ZTL a pedaggio? Serve il piano urbano

In una grande città, per creare una ZTL a pedaggio, occorre il piano urbano

29 aprile 2014 - 9:00

Il TAR della Campania conferma, con sentenza 1350 depositata il 6 marzo 2014, pubblicata dalla prima sezione: un grande Comune non può istituire la Zona a traffico limitato a pagamento se non ha modificato prima il piano urbano. E così, a Napoli, il pedaggio per la “zona mare” subisce un improvviso stop: la tariffazione degli accessi deve essere studiata nell'ambito di strategie generali.

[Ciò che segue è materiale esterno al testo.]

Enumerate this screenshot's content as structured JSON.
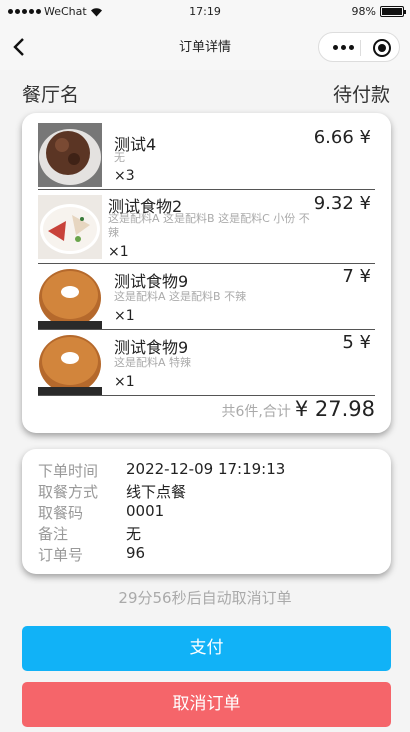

GRATUITE OK – Invece, le innumerevoli Ztl, che spuntano ormai come funghi, se sono gratuite, non necessitano di un piano urbano del traffico. È stato così accolto parzialmente il ricorso di alcuni commercianti di Napoli:annullata l'approvazione del piano particolareggiato del traffico nel punto in cui subordina l'accesso alla “ZTL del Mare” al pagamento di una somma di denaro. Come ricorda Luciano Mattarelli, ex presidente Anvu (Associazione polizia locale d'Italia), a spazzare via ogni dubbio è la la circolare attuativa 3816/97 dell'allora ministero dei Lavori pubblici: l'obbligazione pecuniaria può indurre gli automobilisti a passare ad altri mezzi di trasporto e, dunque, l'introduzione del pedaggio deve essere studiata e attuata nell'ambito delle strategie generali d'intervento del piano urbano del traffico. Una circolare che riprende il Codice della strada. È ammessa solo la sperimentazione di un anno, purché la relazione tecnica che accompagna il progetto di tariffazione definisca gli obiettivi e i relativi criteri di verifica.

LO STESSO GUAIO DI MILANO – Come SicurAUTO.it aveva evidenziato, un problema analogo lo ebbe il Comune di Milano: aveva creato l'Ecopass (ZTL a pagamento) senza un piano urbano. E per non soccombere giudiazialmente, dovette in fretta e furia adottare il piano adatto. E in una sentenza del 2010, il TAR del Lazio aveva stabilito che i Comuni, per poter subordinare l'accesso alle zone a traffico limitato al pagamento di una somma, devono: aver istituito una ZTL (articolo 7 comma 9 del Codice della strada); aver adottato il Piano urbano del traffico; aver introdotto la tariffazione degli accessi alla ZTL all'interno del Piano urbano del traffico, avendo verificato che tale provvedimento si rende effettivamente necessario per il raggiungimento degli obiettivi del Piano urbano del traffico. Di tale verifica deve essere data documentazione di uno specifico paragrafo della relazione tecnica che accompagna il suddetto Piano. È comunque concessa l'adozione della tariffazione degli accessi, ai comuni privi del Piano urbano del traffico unicamente in via sperimentale e per un periodo non superiore ad un anno, a condizione che nella relazione tecnica che dovrà accompagnare il progetto di tariffazione siano precisati gli obiettivi e i relativi criteri di verifica.